Above summarized issues are two of the most pressing challenges faced by clinicians, researchers, patients and their caregivers in the field of PD. Furthermore, there are no tools available to the clinicians or researchers at the point-of-care in clinic or in research studies, respectively, for classifying an individual patient on the MDS PD clinical criteria or forecast prognosis on relevant outcome measures. As part of the ORMIS-PD research project, we are taking a novel approach to developing potential solutions for addressing these unmet needs. In aim 1, ORMIS-PD is being designed to enable capturing of the patient’s clinical information in a curated and intuitive fashion using the Parkinson & Movement Disorders Ontology (PMDO) and a touch-screen interface, respectively. Then, ORMIS-PD will automatically reconcile the collected information with the Movement Disorders Society criteria for computer-aided diagnosis of the patient. Subsequently, the ORMIS-PD platform will automatically calculate the prognosis score from the collected information, and the apply artificial intelligence method, driven by data of a large PD database Parkinson Progression Marker Initiative, for forecasting future changes in prognosis score. In aim 2, clinical information of PD patients will be collected using ORMIS-PD for two groups, one group with Agent Orange exposure and another group without Agent Orange exposure, at two sites, namely, University of Vermont Medical Center and Oregon Health & Science University/Portland Veterans Affairs Medical Center. Afterwards, the two groups will be compared with respect to their ORMIS-PD generated diagnosis and prognosis score.
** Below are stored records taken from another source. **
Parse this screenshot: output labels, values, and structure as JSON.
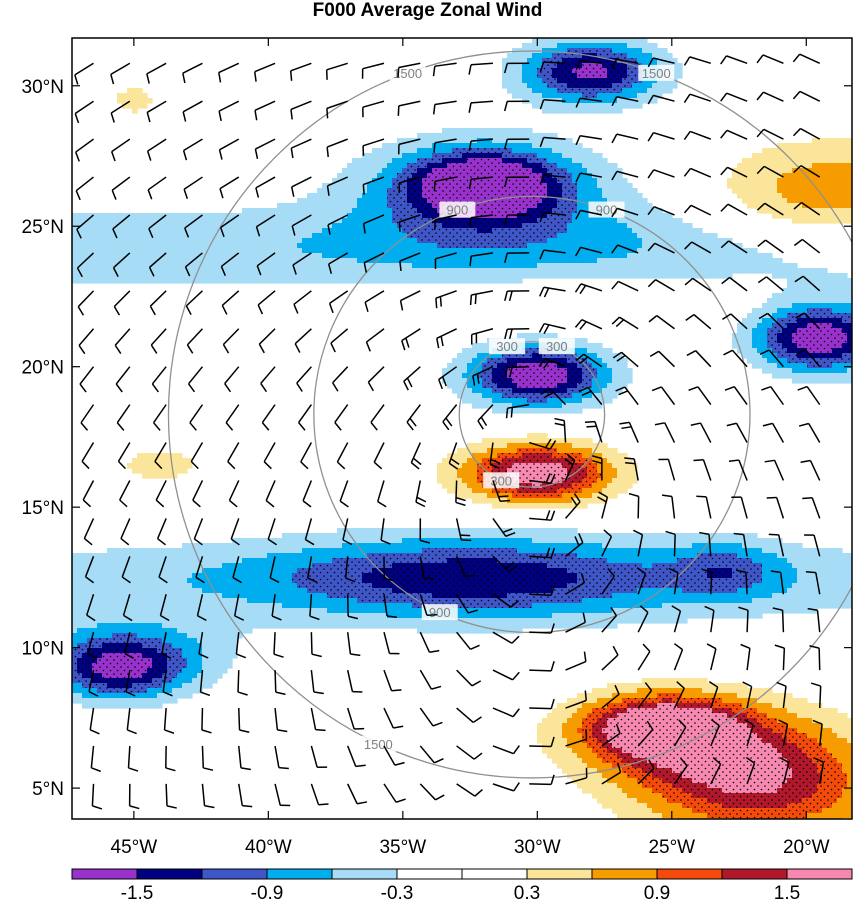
{
  "chart_data": {
    "type": "heatmap",
    "title": "F000 Average Zonal Wind",
    "xlabel": "",
    "ylabel": "",
    "x_ticks": [
      "45°W",
      "40°W",
      "35°W",
      "30°W",
      "25°W",
      "20°W"
    ],
    "x_tick_values": [
      -45,
      -40,
      -35,
      -30,
      -25,
      -20
    ],
    "y_ticks": [
      "30°N",
      "25°N",
      "20°N",
      "15°N",
      "10°N",
      "5°N"
    ],
    "y_tick_values": [
      30,
      25,
      20,
      15,
      10,
      5
    ],
    "xlim": [
      -47.3,
      -18.3
    ],
    "ylim": [
      3.9,
      31.7
    ],
    "colorbar": {
      "levels": [
        "-1.5",
        "-0.9",
        "-0.3",
        "0.3",
        "0.9",
        "1.5"
      ],
      "boundaries": [
        -1.8,
        -1.5,
        -1.2,
        -0.9,
        -0.6,
        -0.3,
        0.0,
        0.3,
        0.6,
        0.9,
        1.2,
        1.5,
        1.8
      ],
      "colors": [
        "#9932cc",
        "#000080",
        "#3e56c8",
        "#00aeef",
        "#a6dcf5",
        "#ffffff",
        "#ffffff",
        "#fbe59a",
        "#f79c00",
        "#f44a0a",
        "#b2182b",
        "#f789b0"
      ]
    },
    "range_rings": {
      "center": [
        -30.2,
        18.3
      ],
      "radius_km": [
        300,
        900,
        1500
      ],
      "labels": [
        "300",
        "900",
        "1500"
      ],
      "color": "#909090"
    },
    "features": [
      {
        "kind": "negative-core",
        "lon": -30.0,
        "lat": 19.7,
        "value": -1.8
      },
      {
        "kind": "positive-core",
        "lon": -30.0,
        "lat": 16.2,
        "value": 1.8
      },
      {
        "kind": "negative-band",
        "lon": -32.5,
        "lat": 12.5,
        "value": -1.0
      },
      {
        "kind": "negative-core",
        "lon": -32.0,
        "lat": 26.5,
        "value": -1.6
      },
      {
        "kind": "negative-core",
        "lon": -28.0,
        "lat": 30.5,
        "value": -1.6
      },
      {
        "kind": "positive-core",
        "lon": -25.5,
        "lat": 7.2,
        "value": 1.6
      },
      {
        "kind": "positive-band",
        "lon": -21.5,
        "lat": 5.0,
        "value": 1.2
      },
      {
        "kind": "negative-core",
        "lon": -45.5,
        "lat": 9.2,
        "value": -1.4
      },
      {
        "kind": "negative-core",
        "lon": -19.5,
        "lat": 21.0,
        "value": -1.2
      },
      {
        "kind": "positive-band",
        "lon": -19.0,
        "lat": 26.0,
        "value": 0.9
      }
    ],
    "grid": false,
    "legend": "bottom"
  }
}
The ORMIS-PD project is a research collaboration among University of Vermont (UVM), Case Western Reserve University (CWRU), and Portland Oregon Health & Sciences University (OHSU) / Portland VA Medical Center (PVAMC), and has been funded from a competitive $400,000, two-year grant starting September 2021 from the Department of Defense (DOD). Principal investigator Deepak K. Gupta, MD, Movement Disorders Neurologist at the Binter Center, and Assistant Professor of Neurological Sciences at UVM) is leading this collaborative, and multi-site project. In addition to Dr. Gupta, team investigators include James Boyd, MD, Director of the Binter Center, and Professor of Neurological Sciences at UVM; Satya S. Sahoo, PhD, Associate Professor of Computer Science and Director of Biomedical Health Informatics PhD program at CWRU; and Amie Hiller, MD, Associate Professor of Neurology at OHSU/PVAMC. Other members of the team include Katherine Chan, Research Coordinator in the department of neurology at UVMMC, Ms. Katrina Prantzalos, Postdoctoral Graduate Student at CWRU, Ms. Brenna Lobb, Research Coordinator at OHSU/PVAMC.
We are hopeful that successful completion of this research project will lay the groundwork for application of artificial intelligence approaches for improving PD diagnosis and predicting progression, and provide new information on potential differences in diagnostic classification and prognosis measures between neurotoxin-associated PD and idiopathic PD. There are several future directions of ORMIS-PD, such as, expansion to include context of atypical parkinsonian disorders, integration with patient-centered digital measures obtained using mobile health technologies, and predictive analytics for treatment responses and clinical trials for PD and related disorders.